Readability (10 points)

Your solution should be easy to read and to understand for other people. Remember that writing program code is not just about communicating with a computer–writing to communicate with other people is always a major concern. The readability of your solution will be evaluated using three separate criteria.

Commenting

One important aspect of readability is the comments that you write in your source code. Comments should make it easy for someone else to tell how and why your code works. This includes, but is not limited to, achieving the following goals:

  • Comments and Javadoc are informative, well-written, and add value–they do not simply restate the obvious.
  • Comments follow the class commenting guidelines.
  • Comments are written to be quickly scanned, rather than requiring a detailed reading effort.
  • Correct spelling and grammar are used.

Layout

While comments convey information, the visual layout of your source code is important for conveying structure and organization. Your layout should clearly convey this information. This includes, but is not limited to, achieving the following goals:

  • The visual layout and organization of the source code is clean, consistent, and easy to follow.
  • Your code is easy to navigate, skim, and find exactly what you are looking for.
  • White space and “dividers” (comments designed to provide a visual break in the flow) are used to break a file into visual “chunks” that are semantically meaningful.

Naming

Choice of names for your programming entities is a critical aspect of improving readability and documentation. This includes, but is not limited to, achieving the following goals:

  • The naming conventions for the course are used everywhere.
  • Names are meaningful, giving a clear indication of the role that is played by the corresponding entity.
  • Classes, interfaces, and other user-defined types are named using nouns or nouns phrases.
  • Methods are named using verbs or verb phrases.
  • Simple accessors and mutators are named using “get”/”set” as appropriate.
  • Predicate methods (that return boolean results) are named as appropriate questions (e.g., “isEven()”, “hasChildren()”, etc.)
  • Correct spelling is used.
  • Classes and interfaces are given names with an initial capital letter, while methods, parameters, fields, and variables are given names with an initial lower-case letter.
  • Multi-word names are written using “camel case” rather than underscores: “ProductOrder” (as a class name) or “itemCount” (as a variable) or “sortByHeight()” (as a method).
  • Constants (final static fields or Enum constants) use all-upper-case names. Multi-word constant names use underscores: “MAXIMUM_POSSIBLE_ITEMS”.

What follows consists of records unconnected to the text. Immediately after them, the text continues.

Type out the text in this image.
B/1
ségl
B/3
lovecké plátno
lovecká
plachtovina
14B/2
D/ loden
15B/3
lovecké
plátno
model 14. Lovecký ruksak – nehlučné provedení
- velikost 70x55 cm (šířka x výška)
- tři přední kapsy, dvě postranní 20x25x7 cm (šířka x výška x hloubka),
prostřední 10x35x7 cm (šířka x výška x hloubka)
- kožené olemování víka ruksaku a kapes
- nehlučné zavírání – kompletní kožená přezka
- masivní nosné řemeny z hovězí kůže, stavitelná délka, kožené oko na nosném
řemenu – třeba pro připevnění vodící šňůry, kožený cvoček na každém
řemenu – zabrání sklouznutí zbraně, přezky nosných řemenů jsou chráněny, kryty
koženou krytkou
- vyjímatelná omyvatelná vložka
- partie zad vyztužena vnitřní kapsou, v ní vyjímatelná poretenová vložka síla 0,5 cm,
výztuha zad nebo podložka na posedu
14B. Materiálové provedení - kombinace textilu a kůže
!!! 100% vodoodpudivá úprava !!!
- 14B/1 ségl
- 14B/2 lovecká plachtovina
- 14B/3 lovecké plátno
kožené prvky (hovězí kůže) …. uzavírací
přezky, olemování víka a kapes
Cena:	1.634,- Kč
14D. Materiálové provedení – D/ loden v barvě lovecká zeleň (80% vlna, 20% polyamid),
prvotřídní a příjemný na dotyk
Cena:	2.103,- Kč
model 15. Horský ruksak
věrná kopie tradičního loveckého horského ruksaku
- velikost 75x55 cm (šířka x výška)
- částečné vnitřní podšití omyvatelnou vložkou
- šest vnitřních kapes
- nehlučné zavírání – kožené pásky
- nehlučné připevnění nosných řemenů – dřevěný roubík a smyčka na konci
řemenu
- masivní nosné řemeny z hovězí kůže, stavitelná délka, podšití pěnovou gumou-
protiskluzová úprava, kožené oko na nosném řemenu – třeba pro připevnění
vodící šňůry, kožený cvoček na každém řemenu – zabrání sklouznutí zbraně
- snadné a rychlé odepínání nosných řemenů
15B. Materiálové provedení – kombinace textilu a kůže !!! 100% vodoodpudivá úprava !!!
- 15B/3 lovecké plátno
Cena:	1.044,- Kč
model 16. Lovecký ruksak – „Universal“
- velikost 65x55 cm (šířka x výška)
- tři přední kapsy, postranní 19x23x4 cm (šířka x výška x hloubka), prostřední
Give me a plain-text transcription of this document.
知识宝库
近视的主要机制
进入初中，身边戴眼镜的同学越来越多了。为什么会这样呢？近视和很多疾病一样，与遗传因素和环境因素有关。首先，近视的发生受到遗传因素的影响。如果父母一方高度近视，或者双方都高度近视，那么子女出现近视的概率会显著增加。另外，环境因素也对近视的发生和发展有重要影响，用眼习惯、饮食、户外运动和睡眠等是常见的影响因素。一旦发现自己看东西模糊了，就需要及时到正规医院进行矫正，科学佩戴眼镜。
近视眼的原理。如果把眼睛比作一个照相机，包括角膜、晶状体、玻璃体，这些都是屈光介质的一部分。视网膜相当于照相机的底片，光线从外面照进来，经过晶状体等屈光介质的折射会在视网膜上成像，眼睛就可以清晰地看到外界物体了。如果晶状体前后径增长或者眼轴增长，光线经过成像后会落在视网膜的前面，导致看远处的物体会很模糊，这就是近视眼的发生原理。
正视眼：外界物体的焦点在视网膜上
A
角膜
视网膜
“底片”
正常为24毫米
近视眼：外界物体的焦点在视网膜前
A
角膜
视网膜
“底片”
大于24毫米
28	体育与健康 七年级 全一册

Automated style checks (10 points)

Web-CAT performs a number of style checks on your code automatically to ensure your code conforms to the coding standards expected in this course. This portion of your grade comes from that analysis. Be sure to fix all errors so that you get the maximum points for this criterion. If there is a particular rule you disagree with, post about it on the class discussion forum or ask in class.

Correctness/testing (30 points)

Web-CAT assesses your program code for this criterion, using the tests that you write and cross-checking against other tests provided by the instructor.